Behind F1’s velvet curtain
Road and Track magazine (somewhat predictably) spiked this brilliant piece by Kate Wagner, who I know for more for her excellent website McMansion Hell than for her cycling coverage. In it, Wagner visits a Formula 1 race as a guest of INEOS and says it like she sees it:
“I think if you wanted to turn someone into a socialist you could do it in about an hour by taking them for a spin around the paddock of a Formula 1 race. … I saw $30,000 Birkin bags and $10,000 Off-White Nikes. I saw people with the kind of Rolexes that make strangers cry on Antiques Roadshow. I saw Ozempic-riddled influencers and fleshy, T-shirt-clad tech bros and people who still talked with Great Gatsby accents as they sweated profusely in Yves Saint Laurent under the unforgiving Texas sun. The kind of money I saw will haunt me forever. People clinked glasses of free champagne in outfits worth more than the market price of all the organs in my body. I stood there among them in a thrift-store blouse and shorts from Target.”

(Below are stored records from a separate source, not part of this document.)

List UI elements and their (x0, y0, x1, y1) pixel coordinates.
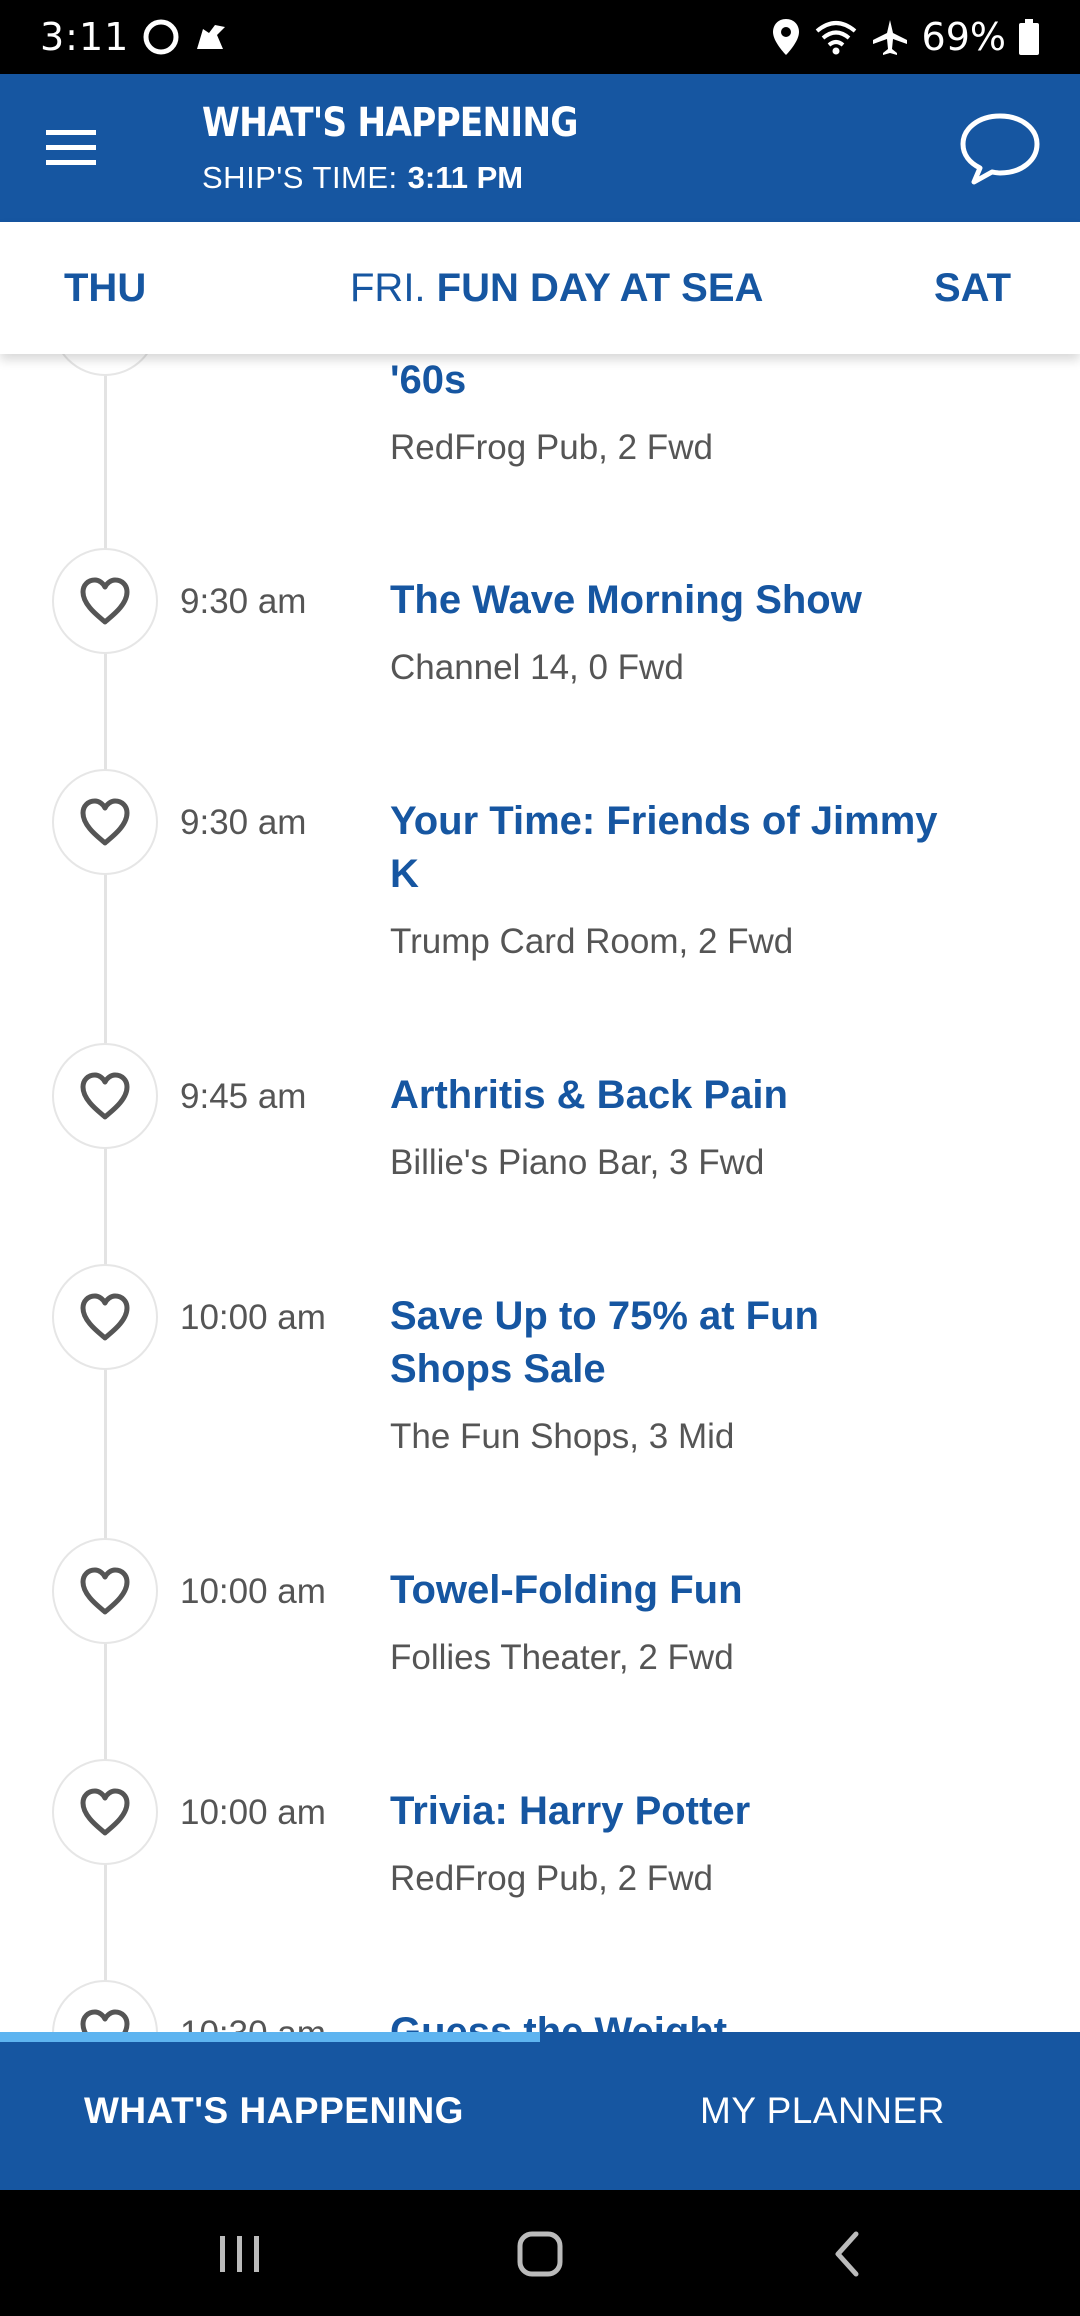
bottom-tabs: WHAT'S HAPPENING MY PLANNER (0, 2032, 1080, 2190)
ships-time: SHIP'S TIME: 3:11 PM (202, 160, 523, 196)
ships-time-label: SHIP'S TIME: (202, 160, 398, 195)
back-icon (835, 2231, 859, 2277)
status-right: 69% (770, 15, 1040, 59)
favorite-button[interactable] (52, 548, 158, 654)
tab-prev-day[interactable]: THU (64, 266, 146, 311)
favorite-button[interactable] (52, 1538, 158, 1644)
heart-icon (80, 1788, 130, 1836)
status-bar: 3:11 69% (0, 0, 1080, 74)
event-location: RedFrog Pub, 2 Fwd (390, 1859, 713, 1898)
chat-button[interactable] (958, 110, 1042, 188)
tab-current-day[interactable]: FRI. FUN DAY AT SEA (350, 266, 763, 311)
favorite-button[interactable] (52, 1043, 158, 1149)
favorite-button[interactable] (52, 1980, 158, 2032)
shoe-icon (197, 25, 226, 49)
event-time: 9:30 am (180, 582, 307, 621)
event-title[interactable]: The Wave Morning Show (390, 574, 950, 627)
event-time: 10:00 am (180, 1572, 326, 1611)
heart-icon (80, 1072, 130, 1120)
ships-time-value: 3:11 PM (407, 160, 524, 195)
event-location: Trump Card Room, 2 Fwd (390, 922, 794, 961)
page-title: WHAT'S HAPPENING (202, 100, 578, 146)
recent-apps-icon (220, 2236, 259, 2272)
heart-icon (80, 577, 130, 625)
event-title[interactable]: Save Up to 75% at Fun Shops Sale (390, 1290, 950, 1396)
event-time: 10:00 am (180, 1298, 326, 1337)
recent-apps-button[interactable] (200, 2222, 280, 2286)
event-location: The Fun Shops, 3 Mid (390, 1417, 735, 1456)
event-time: 10:00 am (180, 1793, 326, 1832)
menu-icon (46, 130, 96, 165)
event-time: 9:45 am (180, 1077, 307, 1116)
favorite-button[interactable] (52, 1264, 158, 1370)
system-nav-bar (0, 2190, 1080, 2316)
battery-percent: 69% (921, 15, 1006, 59)
event-location: Channel 14, 0 Fwd (390, 648, 684, 687)
current-day-label: FRI. (350, 266, 426, 310)
event-title[interactable]: Arthritis & Back Pain (390, 1069, 950, 1122)
app-header: WHAT'S HAPPENING SHIP'S TIME: 3:11 PM (0, 74, 1080, 222)
location-icon (772, 19, 799, 55)
event-list[interactable]: '60s RedFrog Pub, 2 Fwd 9:30 am The Wave… (0, 354, 1080, 2032)
wifi-icon (815, 21, 856, 55)
event-title[interactable]: '60s (390, 354, 950, 407)
event-time: 10:30 am (180, 2014, 326, 2032)
event-location: Billie's Piano Bar, 3 Fwd (390, 1143, 765, 1182)
event-location: Follies Theater, 2 Fwd (390, 1638, 734, 1677)
event-location: RedFrog Pub, 2 Fwd (390, 428, 713, 467)
heart-icon (80, 1567, 130, 1615)
back-button[interactable] (806, 2222, 886, 2286)
current-day-desc: FUN DAY AT SEA (436, 266, 764, 310)
heart-icon (80, 798, 130, 846)
home-button[interactable] (500, 2222, 580, 2286)
chat-bubble-icon (960, 113, 1040, 185)
tab-my-planner[interactable]: MY PLANNER (700, 2090, 945, 2132)
home-icon (517, 2231, 563, 2277)
favorite-button[interactable] (52, 1759, 158, 1865)
day-tabs: THU FRI. FUN DAY AT SEA SAT (0, 222, 1080, 354)
event-title[interactable]: Guess the Weight (390, 2006, 950, 2032)
tab-next-day[interactable]: SAT (934, 266, 1011, 311)
tab-whats-happening[interactable]: WHAT'S HAPPENING (84, 2090, 464, 2132)
heart-icon (80, 1293, 130, 1341)
menu-button[interactable] (40, 118, 110, 178)
event-time: 9:30 am (180, 803, 307, 842)
heart-icon (80, 2009, 130, 2032)
favorite-button[interactable] (52, 354, 158, 376)
circle-icon (143, 19, 179, 55)
event-title[interactable]: Your Time: Friends of Jimmy K (390, 795, 950, 901)
favorite-button[interactable] (52, 769, 158, 875)
event-title[interactable]: Towel-Folding Fun (390, 1564, 950, 1617)
battery-icon (1019, 19, 1039, 55)
active-tab-indicator (0, 2032, 540, 2042)
status-time: 3:11 (40, 15, 130, 59)
airplane-icon (872, 20, 907, 55)
status-left: 3:11 (40, 15, 229, 59)
event-title[interactable]: Trivia: Harry Potter (390, 1785, 950, 1838)
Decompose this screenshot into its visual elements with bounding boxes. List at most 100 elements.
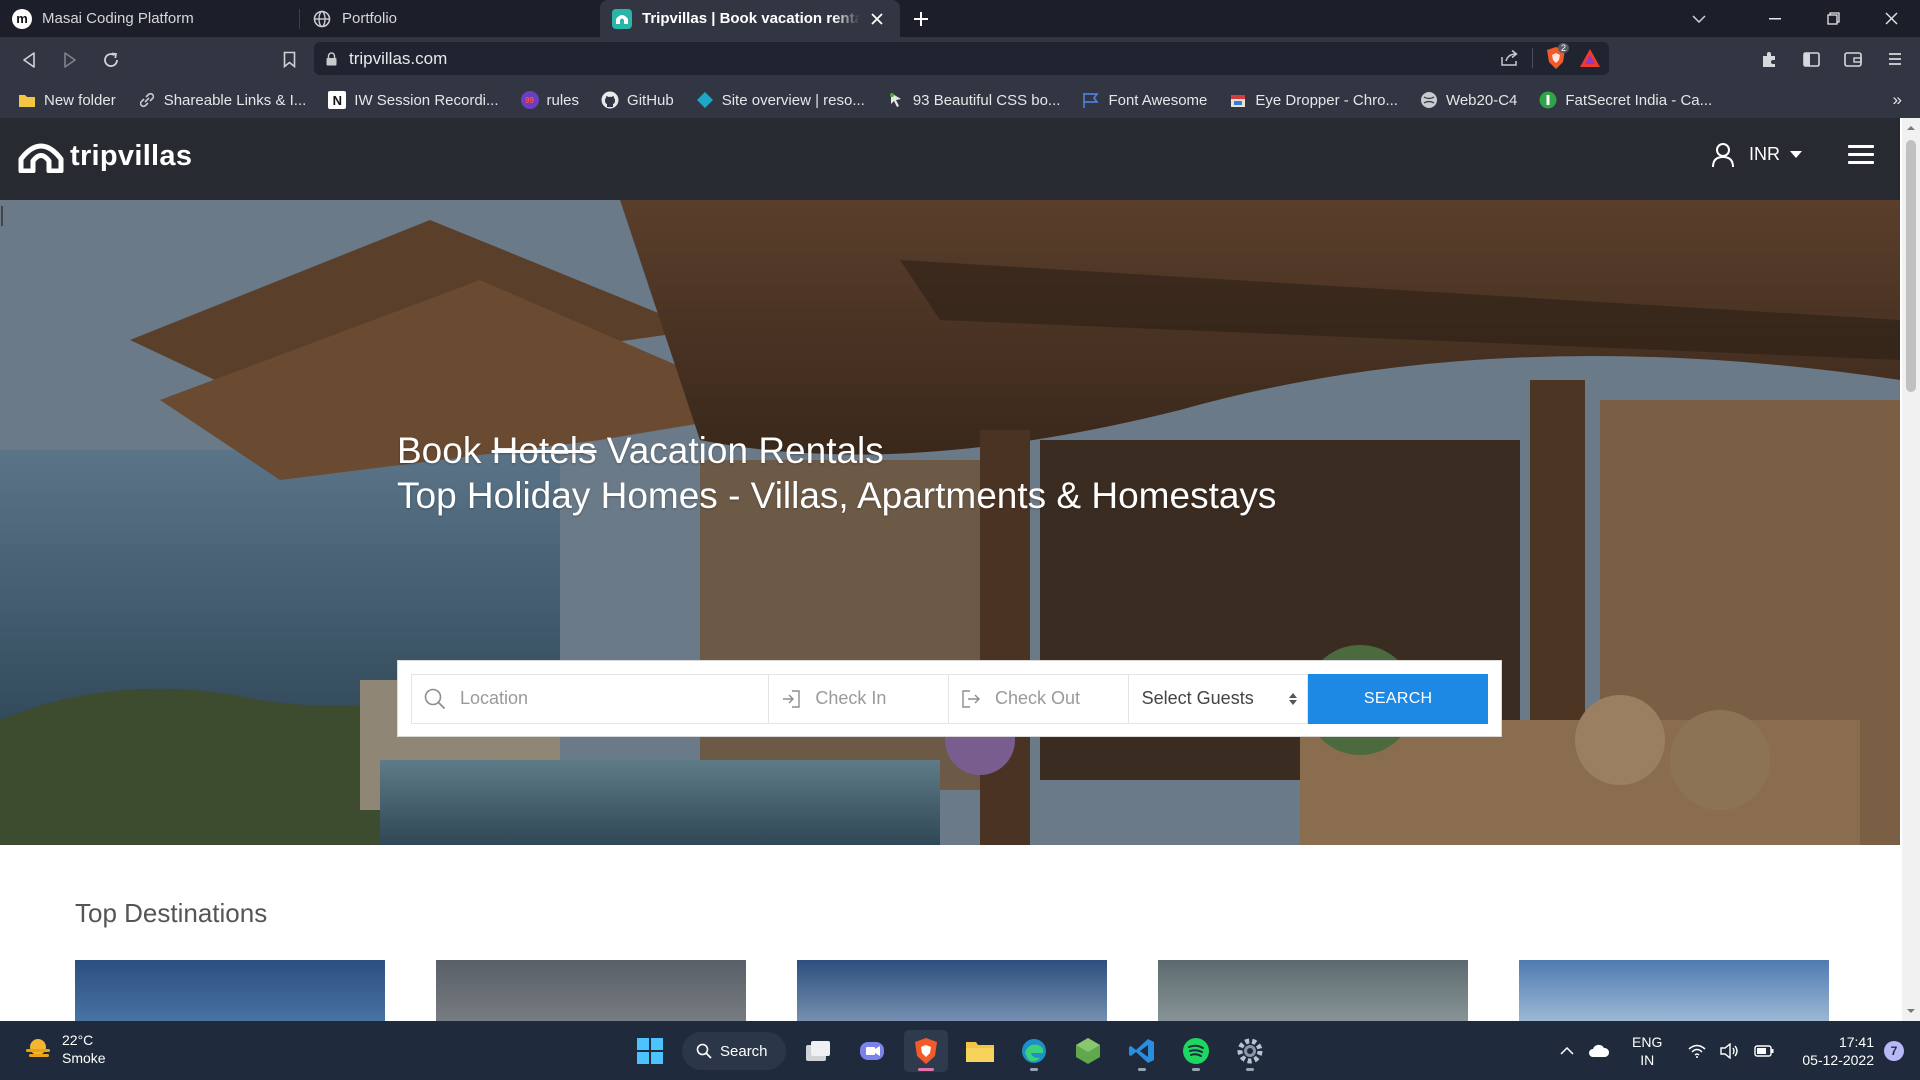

Mike Read’s Heritage Chart Show
Pete Paphides on the surreal spectacle that is Mike Read’s Heritage Chart Show:
“A couple of weeks ago, the UK’s only chart-based music show celebrated its hundredth episode, and yet, there’s every chance you’ve never heard of it. That’s because, in order to watch it live, you’d have to be seated in front of your TV at 3am on Monday morning. Furthermore, you won’t find it on a music channel. It’s not on any of our terrestrial stations. Mike Read’s Heritage Chart Show is, in some ways, an aberration on the schedule of vintage movie channel Talking Pictures. In another sense though, it’s a perfect fit among Talking Pictures’ carefully curated menu of Ealing comedies, monochrome sagas of wartime derring-do, old episodes of 70s daytime staple Crown Court and, on one memorable occasion, a 1954 documentary about the Shippams Fish Paste factory.”